Delon managed to find some medical supplies so Mika was fine, she just still was kinda struggling to walk, so Delon had to carry her everywhere. I began to become bored, tired and just.. Well confused and upset and angry. We finally found the van and we drove to our Hangout House, where we all showered, changed ate, had some water and relaxed and talked about everything that happened. I pulled out my diary.

Dear Diary Therapist

It's been a while since I've written in here. Alot has happened. We saw these huge, weird monsters and they chased us, and we saw them because Kori was kidnapped and we went to go save him. Mika was shot and injured. I realized I do in fact definitely have a crush... There's this mystery person tagt we came across, her name starts with D, and well she.. Wait she's gone she's not here.. She was with us, but she disappeared and I only noticed now..
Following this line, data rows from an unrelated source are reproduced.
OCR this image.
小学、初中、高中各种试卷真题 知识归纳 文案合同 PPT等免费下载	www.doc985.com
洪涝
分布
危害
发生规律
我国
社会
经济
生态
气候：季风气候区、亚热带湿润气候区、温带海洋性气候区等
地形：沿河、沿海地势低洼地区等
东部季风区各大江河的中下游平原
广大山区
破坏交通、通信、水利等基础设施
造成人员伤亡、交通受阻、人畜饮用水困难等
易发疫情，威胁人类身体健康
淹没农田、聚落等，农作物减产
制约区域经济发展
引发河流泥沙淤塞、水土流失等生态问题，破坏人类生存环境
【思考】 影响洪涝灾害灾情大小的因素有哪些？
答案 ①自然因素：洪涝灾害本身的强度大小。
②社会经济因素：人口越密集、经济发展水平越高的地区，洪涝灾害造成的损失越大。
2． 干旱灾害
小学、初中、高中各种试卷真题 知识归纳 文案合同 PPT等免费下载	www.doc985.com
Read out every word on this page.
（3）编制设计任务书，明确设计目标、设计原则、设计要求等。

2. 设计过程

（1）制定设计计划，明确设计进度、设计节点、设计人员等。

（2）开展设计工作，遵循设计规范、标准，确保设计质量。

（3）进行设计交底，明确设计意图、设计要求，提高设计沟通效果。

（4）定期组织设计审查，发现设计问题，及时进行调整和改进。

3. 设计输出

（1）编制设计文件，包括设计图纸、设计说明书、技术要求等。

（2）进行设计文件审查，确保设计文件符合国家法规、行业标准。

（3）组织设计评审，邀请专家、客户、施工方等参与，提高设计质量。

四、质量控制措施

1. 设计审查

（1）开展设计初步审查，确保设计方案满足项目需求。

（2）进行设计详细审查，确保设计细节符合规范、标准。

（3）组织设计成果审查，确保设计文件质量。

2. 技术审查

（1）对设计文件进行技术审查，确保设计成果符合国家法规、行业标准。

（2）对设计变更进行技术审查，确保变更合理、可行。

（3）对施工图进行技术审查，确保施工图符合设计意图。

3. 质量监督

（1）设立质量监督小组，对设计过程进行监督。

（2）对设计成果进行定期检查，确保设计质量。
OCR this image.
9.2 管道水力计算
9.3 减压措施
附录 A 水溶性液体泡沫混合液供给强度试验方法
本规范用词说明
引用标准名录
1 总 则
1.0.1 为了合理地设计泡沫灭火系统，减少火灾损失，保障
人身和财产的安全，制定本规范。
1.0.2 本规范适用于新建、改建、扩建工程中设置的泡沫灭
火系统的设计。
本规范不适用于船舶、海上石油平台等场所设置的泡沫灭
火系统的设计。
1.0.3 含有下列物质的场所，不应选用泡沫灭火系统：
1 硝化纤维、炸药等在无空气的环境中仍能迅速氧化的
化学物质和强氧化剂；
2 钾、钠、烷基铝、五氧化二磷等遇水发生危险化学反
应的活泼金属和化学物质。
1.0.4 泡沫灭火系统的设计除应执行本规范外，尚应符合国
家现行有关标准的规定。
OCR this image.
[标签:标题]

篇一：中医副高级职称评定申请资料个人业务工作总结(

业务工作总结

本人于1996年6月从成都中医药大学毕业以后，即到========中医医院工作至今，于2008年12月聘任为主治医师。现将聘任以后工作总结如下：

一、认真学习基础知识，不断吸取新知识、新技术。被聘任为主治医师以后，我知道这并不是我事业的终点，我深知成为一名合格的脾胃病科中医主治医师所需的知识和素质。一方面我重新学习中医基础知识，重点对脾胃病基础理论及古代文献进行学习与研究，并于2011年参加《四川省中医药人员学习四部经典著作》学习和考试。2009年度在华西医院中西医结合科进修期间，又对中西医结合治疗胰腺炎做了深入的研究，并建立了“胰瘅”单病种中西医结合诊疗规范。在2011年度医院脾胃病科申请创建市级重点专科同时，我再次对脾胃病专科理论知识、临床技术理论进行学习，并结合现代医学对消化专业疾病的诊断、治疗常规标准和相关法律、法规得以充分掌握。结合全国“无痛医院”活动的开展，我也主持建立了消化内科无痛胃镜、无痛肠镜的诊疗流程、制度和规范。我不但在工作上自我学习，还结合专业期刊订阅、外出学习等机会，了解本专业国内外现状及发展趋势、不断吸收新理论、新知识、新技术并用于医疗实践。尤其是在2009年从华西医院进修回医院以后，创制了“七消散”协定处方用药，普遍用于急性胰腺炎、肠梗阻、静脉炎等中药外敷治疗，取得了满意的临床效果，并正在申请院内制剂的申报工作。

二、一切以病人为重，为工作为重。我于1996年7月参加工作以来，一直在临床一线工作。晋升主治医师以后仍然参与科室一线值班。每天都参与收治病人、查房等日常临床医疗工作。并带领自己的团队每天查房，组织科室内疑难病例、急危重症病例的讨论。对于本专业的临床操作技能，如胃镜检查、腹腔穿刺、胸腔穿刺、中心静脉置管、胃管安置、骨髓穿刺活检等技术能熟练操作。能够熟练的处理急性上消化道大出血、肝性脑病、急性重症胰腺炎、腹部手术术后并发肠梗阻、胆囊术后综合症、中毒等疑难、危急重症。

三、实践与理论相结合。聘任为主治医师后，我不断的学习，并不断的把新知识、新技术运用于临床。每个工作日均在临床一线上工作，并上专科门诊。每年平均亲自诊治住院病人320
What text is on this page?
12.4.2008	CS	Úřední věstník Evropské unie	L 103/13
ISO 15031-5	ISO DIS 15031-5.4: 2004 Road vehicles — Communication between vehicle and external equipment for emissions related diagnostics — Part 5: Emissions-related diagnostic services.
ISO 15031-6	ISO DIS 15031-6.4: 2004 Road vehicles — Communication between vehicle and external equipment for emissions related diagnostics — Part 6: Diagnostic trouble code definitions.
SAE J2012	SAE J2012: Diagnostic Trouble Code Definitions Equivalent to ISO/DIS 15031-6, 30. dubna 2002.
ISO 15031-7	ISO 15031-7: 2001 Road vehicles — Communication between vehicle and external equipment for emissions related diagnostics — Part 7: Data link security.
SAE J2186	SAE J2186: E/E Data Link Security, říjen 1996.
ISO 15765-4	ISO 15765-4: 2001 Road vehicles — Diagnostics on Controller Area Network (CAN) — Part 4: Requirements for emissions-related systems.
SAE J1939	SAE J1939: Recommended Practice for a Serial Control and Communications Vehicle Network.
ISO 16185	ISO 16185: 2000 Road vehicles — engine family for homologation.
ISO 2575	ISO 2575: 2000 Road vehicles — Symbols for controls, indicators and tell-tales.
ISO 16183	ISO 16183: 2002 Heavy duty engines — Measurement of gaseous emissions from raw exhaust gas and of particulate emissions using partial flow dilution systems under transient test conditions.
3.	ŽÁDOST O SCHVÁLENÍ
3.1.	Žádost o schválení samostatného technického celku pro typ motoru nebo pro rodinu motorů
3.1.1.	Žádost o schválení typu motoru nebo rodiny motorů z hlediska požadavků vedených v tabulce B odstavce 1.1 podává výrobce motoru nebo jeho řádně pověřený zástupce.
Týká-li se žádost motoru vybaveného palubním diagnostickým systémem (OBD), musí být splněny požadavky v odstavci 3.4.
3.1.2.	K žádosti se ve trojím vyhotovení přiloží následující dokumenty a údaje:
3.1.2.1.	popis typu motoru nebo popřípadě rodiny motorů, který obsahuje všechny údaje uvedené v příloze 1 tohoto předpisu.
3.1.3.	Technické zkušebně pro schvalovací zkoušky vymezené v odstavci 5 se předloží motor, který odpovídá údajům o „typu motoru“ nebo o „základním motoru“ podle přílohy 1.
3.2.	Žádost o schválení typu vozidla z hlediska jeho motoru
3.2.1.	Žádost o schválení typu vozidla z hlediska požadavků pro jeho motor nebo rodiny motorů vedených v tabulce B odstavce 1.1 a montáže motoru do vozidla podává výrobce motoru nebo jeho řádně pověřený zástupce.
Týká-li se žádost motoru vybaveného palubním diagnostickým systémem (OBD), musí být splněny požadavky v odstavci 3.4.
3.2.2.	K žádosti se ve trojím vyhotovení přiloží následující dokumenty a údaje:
Gosh alot has happened and I don't know what we're going to do and how we're going to survive.. This is really crazy honestly.. Oh and recently, I've been thinking about... Demi alot.. Heck I miss her so much more now.. I never had the proper time to process or grieve over her...it hurts.. I really tried to believe that she was alive.. But no.. There's no way she's alive.. As much as I want her to be and I've accepted that.

Anyway, I'm really exhausted, mentally and physically.. I'm going to head to bed..

I put my diary back and told the others that I'm heading to bed. I tiredly got into bed.. But as usual kept on tossing and turning and thinking of things and almost having a mental breakdown and didn't sleep for hours. I finally fell asleep and I was knocked out like Sleeping Beauty.